Corpora: What is a corpus

Lou Burnard lou.burnard at computing-services.oxford.ac.uk
Fri Jan 28 10:38:27 UTC 2000


This turns out to be quite an interesting discussion, since it really
hinges on what a "proverb" is. If Francois had said (say) a corpus of
sermons, or a corpus of advertisements, or a corpus of texts composed
by 18th century french expatriate seamen with wooden legs, I don't
think Oliver would have turned a hair (well, maybe in the last
example) because all of those things are definable as types of text or
artefact or entity or whatever. But proverbs don't seem to fit in with
that list of things somehow: where would you look for proverbs?  they
don't typically appear in isolation -- you don't go to the book shop
and say "What proverbs have been published lately?" -- the newspapers
don't have lists of today's hot proverbs -- no-one ever says "I think
I'll create a proverb today" -- all of which makes me think that a
proverb is not a text, but a judgment about a bit of a text.
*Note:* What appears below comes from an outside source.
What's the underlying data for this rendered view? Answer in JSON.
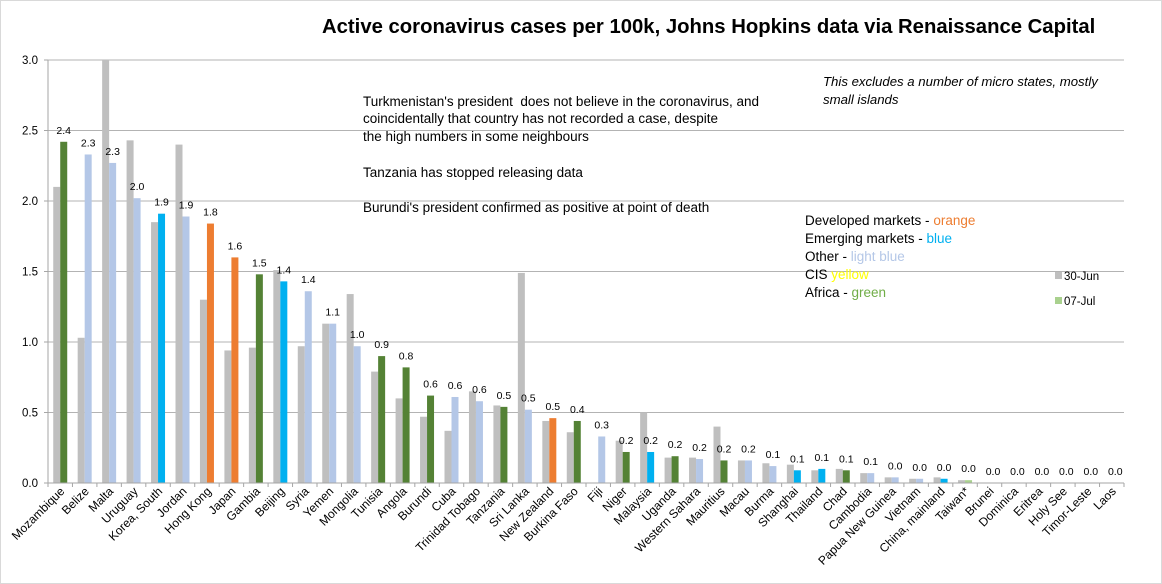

A
collection of things-judged-proverbial is an interesting text,
certainly, but it doesn't seem to be a corpus as we currently think of
them.

So while I agree with Lucian (and everyone else) that it's the act of
filtering which defines a corpus, I feel the need to define the nature
of the holes in the filter a bit more precisely. In other words, I
think we need a definition for the *components* of a corpus, which
would accept (say) a classified advert or a conversation with a travel
agent but reject a metaphor or a proverb or even (here I feel the
ground a bit shaky) a sentence containing a past tense verb.